SANTA CLARA, Calif., July 7, 2022 — A method developed by NVIDIA to reconstruct series of still images could enable users to quickly import an object into a graphics engine, where it can be further manipulated to alter its scale, material, or lighting effects. The technique, called NVIDIA 3D MoMa, demonstrated the ability to yield 3D representations of objects or scenes in a triangle mesh format that can be easily edited.
According to NVIDIA, the method supports the needs of architects, designers, concept artists, and game developers. Unlike multiview reconstruction approaches, which typically produce entangled 3D representations encoded in neural networks, NVIDIA said, the triangle meshes that NIVIDIA 3D MoMa outputs feature spatially varying materials and environment lighting that can be used in any traditional graphics engine unmodified.
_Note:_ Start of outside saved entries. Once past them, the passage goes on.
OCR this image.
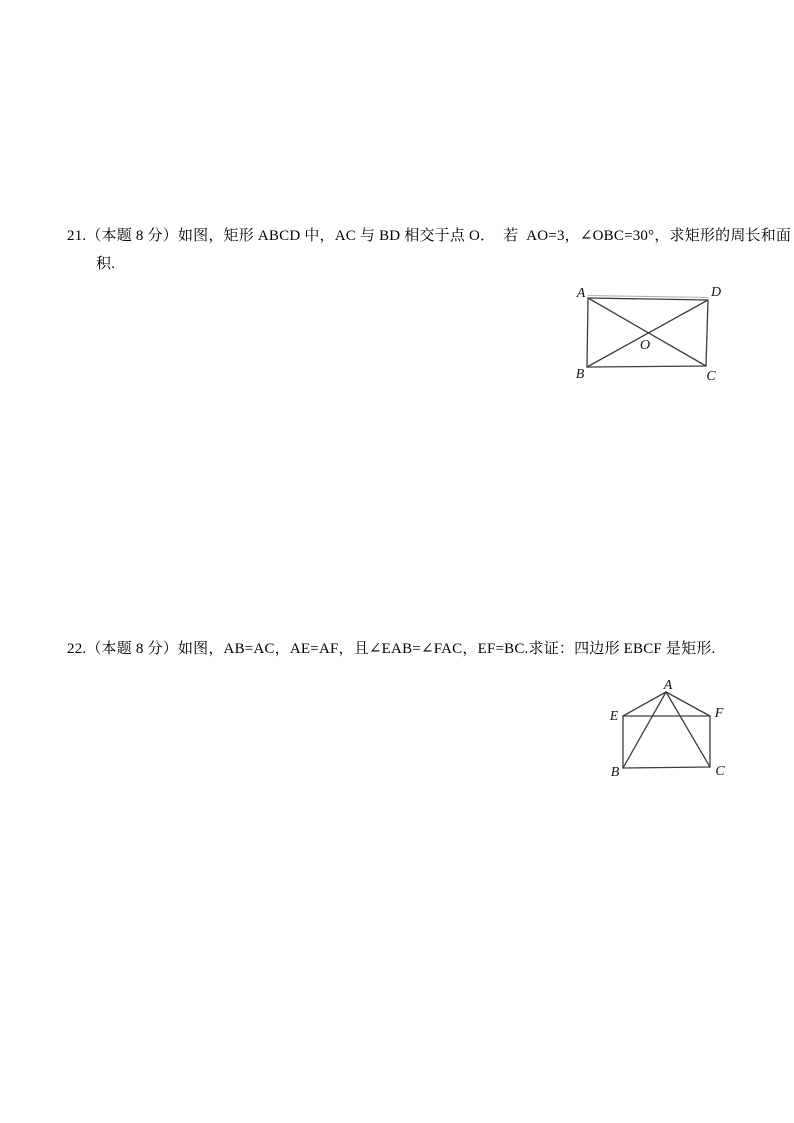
21.（本题 8 分）如图，矩形 ABCD 中，AC 与 BD 相交于点 O．  若  AO=3，∠OBC=30°，求矩形的周长和面
积.
A	D
B	C
O
22.（本题 8 分）如图，AB=AC，AE=AF，且∠EAB=∠FAC，EF=BC.求证：四边形 EBCF 是矩形.
A
E	F
B	C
A trumpet rendered through NVIDIA's 3D MoMa technique. Courtesy of NVIDIA.
To demonstrate the capabilities of the technique, NVIDIA’s research and creative teams began by collecting around 100 images each of five musical instruments from different angles. Using that information, 3D MoMa reconstructed the 2D images into 3D representations of each instrument, represented as triangle meshes, the form typically used by game engines, 3D modelers, and film renderers.
According to David Luebke, vice president of graphics research at NVIDIA, inverse rendering, a technique to reconstruct a series of still photos into a 3D model of an object or scene, has long been a holy grail unifying computer vision and computer graphics.
The generated 3D objects would traditionally be created through complex photogrammetry techniques that require significant time and manual effort, NVIDIA said. Recent work in neural radiance fields can rapidly generate a 3D representation of an object or scene, though not in a triangle mesh format.
The objects generated through 3D MoMa are directly compatible with the 3D graphics engines and modeling tools already used by creators, meaning they can be placed directly into animated scenes and manipulated to change their texture, lighting, and scale.
A paper describing the research was presented at the Conference on Computer Vision and Pattern Recognition (https://nvlabs.github.io/nvdiffrec/assets/paper.pdf).